The SRB will continue to publish long-form critical essays on Australian and international books throughout 2015. In coming weeks, we will be featuring contributions from Stephanie Bishop on Ben Lerner’s latest novel 10.04, Matthew Ricketson on political journalism, Helen Trinca on the Australian media, and Francesca Sasnaitis’ review of Paddy O’Reilly’s allegorical novel The Wonders. Look out too for forthcoming articles on Peter Carey, Naomi Klein and James Bradley, among others.

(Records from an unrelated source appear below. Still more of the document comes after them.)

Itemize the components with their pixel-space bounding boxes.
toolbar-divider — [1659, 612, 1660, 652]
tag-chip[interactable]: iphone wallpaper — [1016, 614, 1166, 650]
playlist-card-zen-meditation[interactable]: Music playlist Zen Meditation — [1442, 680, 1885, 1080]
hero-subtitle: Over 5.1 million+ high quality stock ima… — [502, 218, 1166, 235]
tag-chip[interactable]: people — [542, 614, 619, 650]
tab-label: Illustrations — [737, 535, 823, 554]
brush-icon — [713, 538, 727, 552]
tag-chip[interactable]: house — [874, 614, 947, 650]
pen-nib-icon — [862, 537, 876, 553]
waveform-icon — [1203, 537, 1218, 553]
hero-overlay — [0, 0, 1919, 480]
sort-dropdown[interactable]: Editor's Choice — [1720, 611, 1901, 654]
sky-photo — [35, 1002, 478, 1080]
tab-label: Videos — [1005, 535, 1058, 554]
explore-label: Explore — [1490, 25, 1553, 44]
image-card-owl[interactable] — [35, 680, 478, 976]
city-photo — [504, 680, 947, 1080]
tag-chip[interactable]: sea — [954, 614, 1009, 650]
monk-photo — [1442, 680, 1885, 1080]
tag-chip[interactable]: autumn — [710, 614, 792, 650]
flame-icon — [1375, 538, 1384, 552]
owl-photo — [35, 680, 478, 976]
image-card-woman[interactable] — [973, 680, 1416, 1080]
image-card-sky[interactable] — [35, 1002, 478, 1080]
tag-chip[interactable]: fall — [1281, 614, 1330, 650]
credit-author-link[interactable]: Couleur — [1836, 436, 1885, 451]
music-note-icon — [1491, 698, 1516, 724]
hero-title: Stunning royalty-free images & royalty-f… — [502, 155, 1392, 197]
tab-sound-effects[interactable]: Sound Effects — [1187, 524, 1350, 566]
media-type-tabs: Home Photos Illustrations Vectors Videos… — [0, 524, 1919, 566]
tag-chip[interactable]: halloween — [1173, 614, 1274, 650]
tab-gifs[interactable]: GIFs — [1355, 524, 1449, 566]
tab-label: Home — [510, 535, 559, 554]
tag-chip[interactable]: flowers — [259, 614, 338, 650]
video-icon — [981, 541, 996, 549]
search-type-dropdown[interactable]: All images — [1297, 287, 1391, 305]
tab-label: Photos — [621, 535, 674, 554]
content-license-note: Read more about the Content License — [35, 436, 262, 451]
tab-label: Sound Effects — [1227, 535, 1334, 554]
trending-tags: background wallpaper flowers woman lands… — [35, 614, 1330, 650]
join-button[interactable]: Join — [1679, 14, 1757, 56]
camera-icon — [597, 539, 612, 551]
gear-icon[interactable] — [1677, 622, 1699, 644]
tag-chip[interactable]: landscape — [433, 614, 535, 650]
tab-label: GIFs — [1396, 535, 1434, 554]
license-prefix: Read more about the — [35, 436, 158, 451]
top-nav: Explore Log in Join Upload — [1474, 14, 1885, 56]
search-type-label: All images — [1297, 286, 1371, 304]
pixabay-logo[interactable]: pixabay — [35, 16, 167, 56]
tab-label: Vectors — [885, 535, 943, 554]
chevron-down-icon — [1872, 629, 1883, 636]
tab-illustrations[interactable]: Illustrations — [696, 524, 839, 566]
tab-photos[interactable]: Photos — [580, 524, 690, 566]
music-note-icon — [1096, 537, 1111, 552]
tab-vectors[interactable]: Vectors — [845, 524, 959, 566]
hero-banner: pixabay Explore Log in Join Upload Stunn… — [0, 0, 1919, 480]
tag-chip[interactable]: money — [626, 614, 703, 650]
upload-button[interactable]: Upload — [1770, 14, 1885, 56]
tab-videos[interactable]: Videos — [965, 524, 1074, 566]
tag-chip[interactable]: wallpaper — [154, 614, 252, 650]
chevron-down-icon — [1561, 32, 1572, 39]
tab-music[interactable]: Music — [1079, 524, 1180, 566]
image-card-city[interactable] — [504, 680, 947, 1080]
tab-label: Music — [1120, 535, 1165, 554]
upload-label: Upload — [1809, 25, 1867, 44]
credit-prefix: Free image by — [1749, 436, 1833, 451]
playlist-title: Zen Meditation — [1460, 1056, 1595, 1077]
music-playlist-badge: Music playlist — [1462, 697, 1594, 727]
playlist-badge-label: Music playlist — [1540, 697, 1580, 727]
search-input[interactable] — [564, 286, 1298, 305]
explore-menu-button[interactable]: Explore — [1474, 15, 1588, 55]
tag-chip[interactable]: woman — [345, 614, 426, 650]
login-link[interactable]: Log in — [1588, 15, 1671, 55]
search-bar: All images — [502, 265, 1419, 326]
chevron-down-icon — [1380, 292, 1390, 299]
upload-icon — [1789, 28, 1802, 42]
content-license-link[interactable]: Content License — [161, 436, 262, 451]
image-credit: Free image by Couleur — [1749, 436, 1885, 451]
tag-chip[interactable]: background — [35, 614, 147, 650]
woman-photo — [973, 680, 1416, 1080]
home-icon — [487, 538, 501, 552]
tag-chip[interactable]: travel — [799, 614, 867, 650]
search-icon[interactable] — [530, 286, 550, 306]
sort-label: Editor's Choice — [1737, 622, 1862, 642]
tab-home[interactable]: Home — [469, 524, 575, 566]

This week we celebrate the return of the SRB with two substantial essays on the subject of poetry. The first is Guy Rundle’s critique of James Booth’s major new biography Philip Larkin: Life, Art and Love. Larkin’s private life and opinions have become the subject of controversy in recent decades and Rundle, a longstanding Larkinian, welcomes Booth’s ambition to repair some of the damage done to the poet’s reputation and to bring us back to the poetry itself, even though he remains sceptical about the overall success of the attempt. Turning to Larkin’s poetic legacy, Rundle argues forcefully that the poet’s public image as a fogeyish Little-Englander has obscured some of the radical nature of his work — specifically, its often unrecognised fascination with Being, which not only elevates Larkin’s poetry above that of his contemporaries, but suggests a surprising affinity with Continental philosophy.

Our second essay marks the welcome return of Critic Watch. In ‘The Poet Tasters’, Ben Etherington surveys the Australian poetry scene, undertaking a qualitative and quantitative assessment of the state of Australian poetry criticism. Embarking on a comprehensive survey of all poetry reviews over a twelve month period, he considers the ways in which the internal dynamics of the poetry scene are both concealed and revealed in the public critical discussion. The standard of poetry criticism in Australia, Etherington argues, is generally high. But that is not to say that the critical culture is not without its shortcomings:

No one believes that most Australian poetry volumes are a couple of edits or a tempered excess away from being a perfect version of themselves, but this is what, en masse, the reviews tell us. A biddable reader will have the impression that all debutants are ones to watch; that, three volumes in, all poets have consolidated their style; and that after five or more volumes they are accomplished and take their place in the nation’s poetic story. The quantum of praise does not add up.

In keeping with the poetry theme, From the Archives this week looks back to two reviews from the period under scrutiny in Etherington’s essay. ‘Precarious Images’ is Lisa Gorton’s characteristically astute assessment of the work of one of Australia’s most eminent poets, Robert Gray; while David Musgrave’s ‘Fasten Your Seatbelts’ takes an appreciative look at Alan Wearne’s most recent collection Prepare the Cabin for Landing.

Our image this week comes courtesy of New Zealand-based, multi-award winning photographer Fiona Pardington. Still Life with Wild White Roses, Photographic Beaker and Pomegranates in a Cut Crystal Bowl, with its sense of beauty, collapse and decay, has an almost Keatsian quality. Later this year, Susan Best will curate an exhibition of Pardington’s work alongside Rosângela Rennó at the University of Sydney Art Museum.